DR. HOPE: Yes. Witnessing or experiencing any serious threat to life can be a trigger for PTSD.
MIKE: What should I do if I think I have symptoms of PTSD?
DR. HOPE: I suggest talking with your primary care provider or a counselor, social worker, or psychologist. They can help determine if you have PTSD or symptoms of PTSD. There are many different forms of treatment available and the sooner you get appropriate care, the better.
MIKE: What if I do not have documents, and I’m living in the US, and I think that I have PTSD? What should I do?
DR. HOPE: There are many places that provide clinical services, including mental health care, for people who do not have documents. In some places, insurance is available for people without documents.
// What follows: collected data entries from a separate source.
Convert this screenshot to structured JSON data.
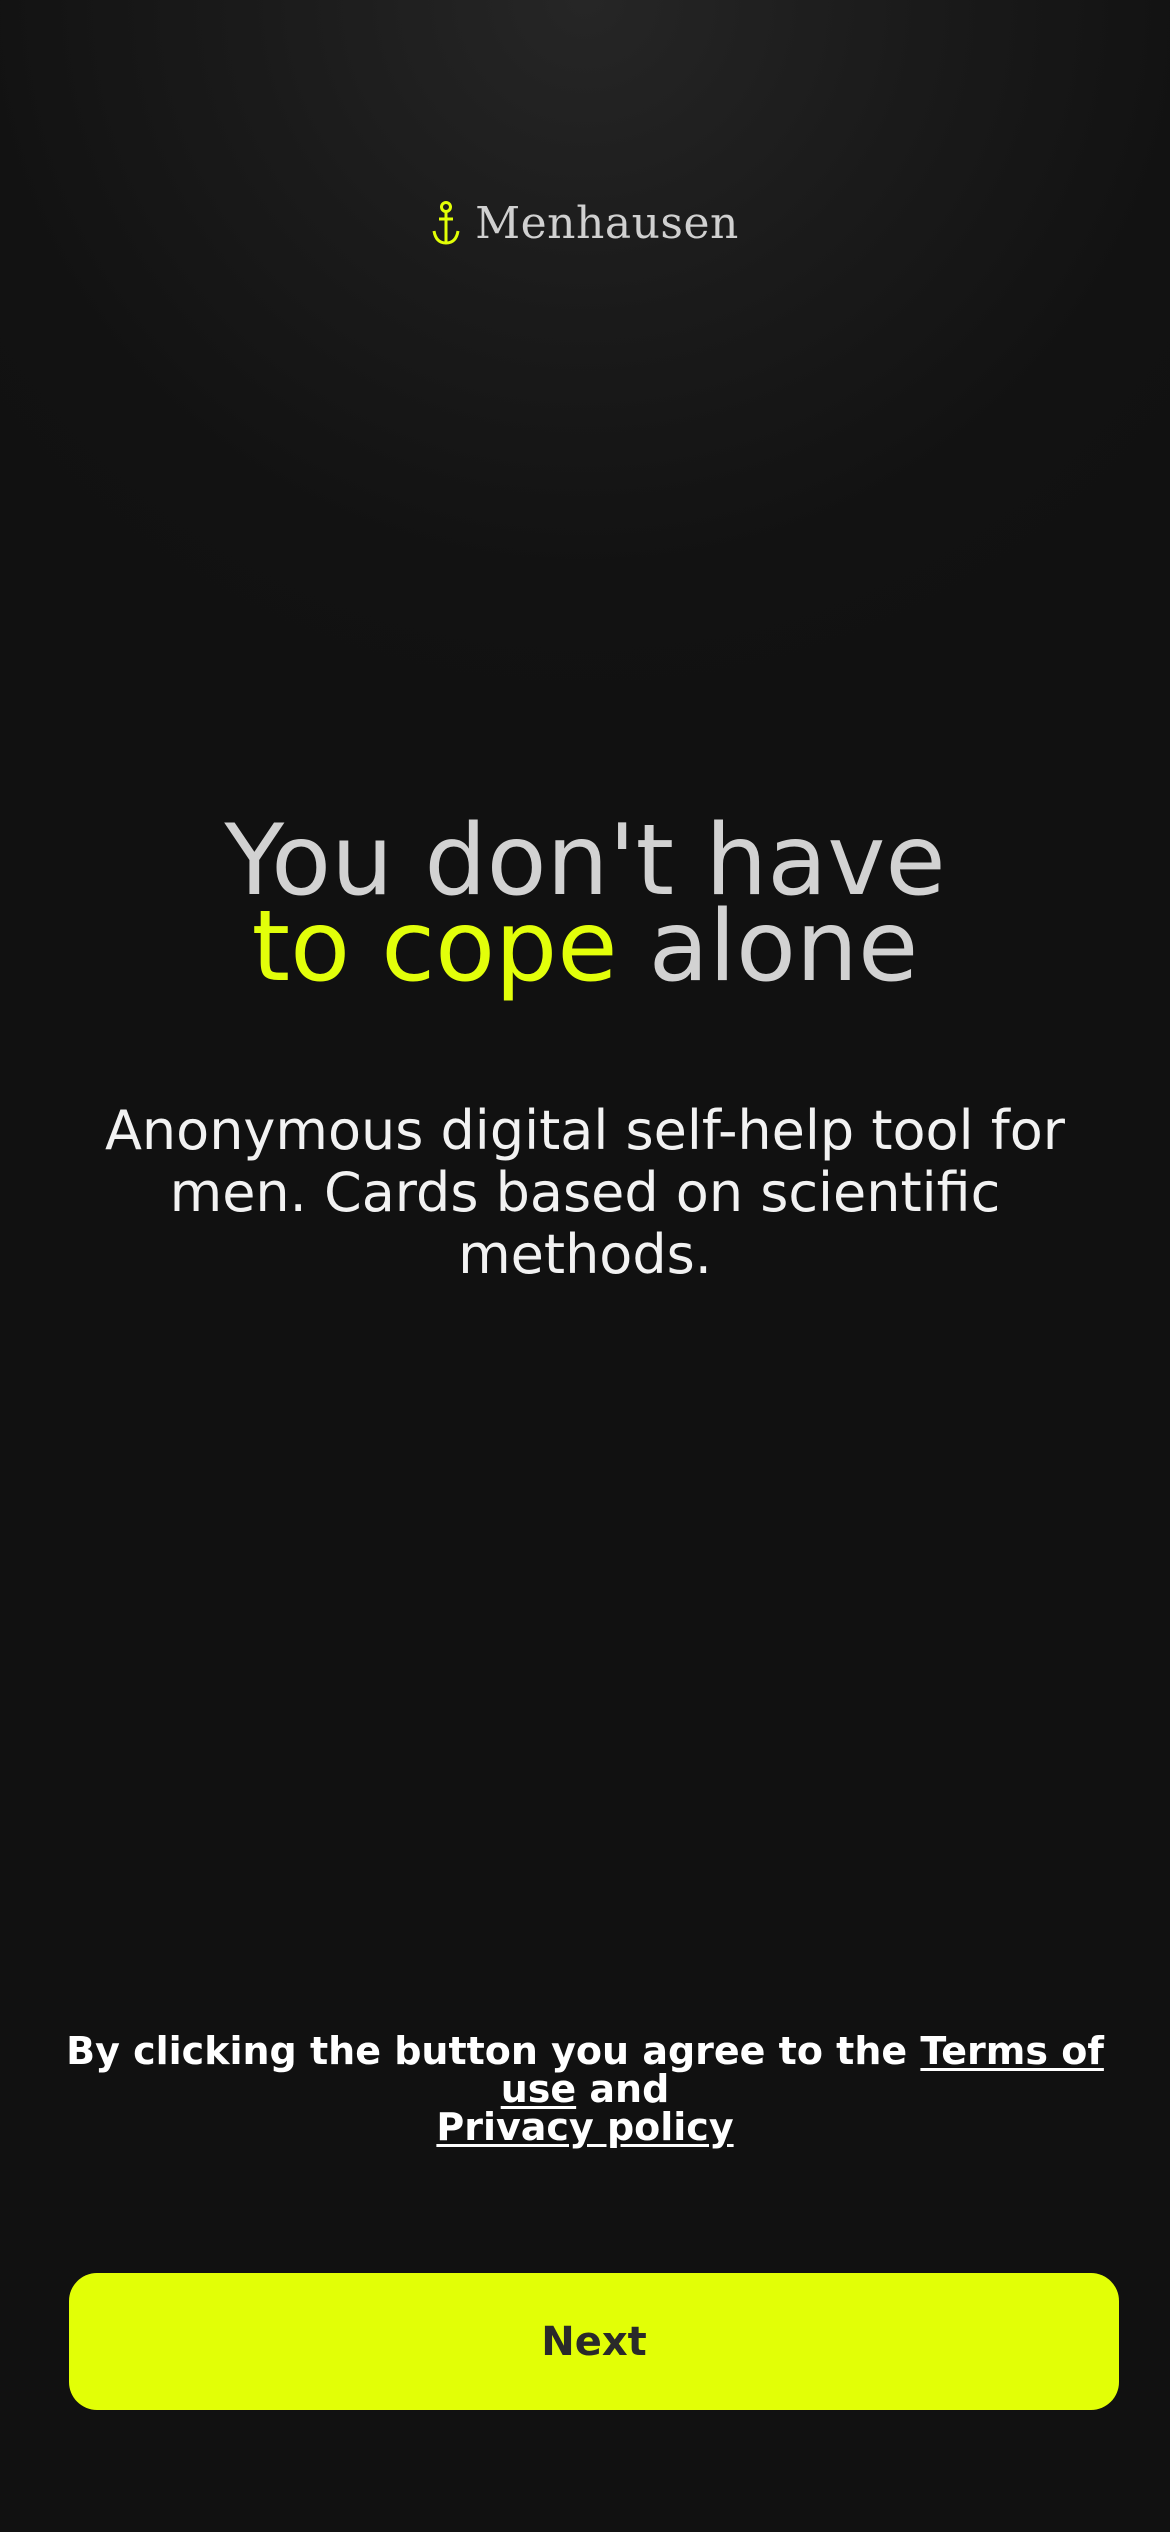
{
  "app": {
    "name": "Menhausen",
    "logo_icon": "anchor-icon",
    "accent_color": "#e2ff06"
  },
  "headline": {
    "line1": "You don't have",
    "line2_accent": "to cope",
    "line2_rest": " alone"
  },
  "subtitle": "Anonymous digital self-help tool for men. Cards based on scientific methods.",
  "legal": {
    "prefix": "By clicking the button you agree to the ",
    "terms_link": "Terms of use",
    "conjunction": " and ",
    "privacy_link": "Privacy policy"
  },
  "actions": {
    "next_label": "Next"
  }
}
Even without insurance, some clinics provide free health care or discounted health care.
The medical information on this site is provided as an information resource only, and is not to be used or relied on for any diagnostic or treatment purposes. This information is not intended to be patient education, does not create any patient-physician relationship, and should not be used as a substitute for professional diagnosis and treatment. Please consult a health care provider before making any healthcare decisions or for guidance about a specific medical condition.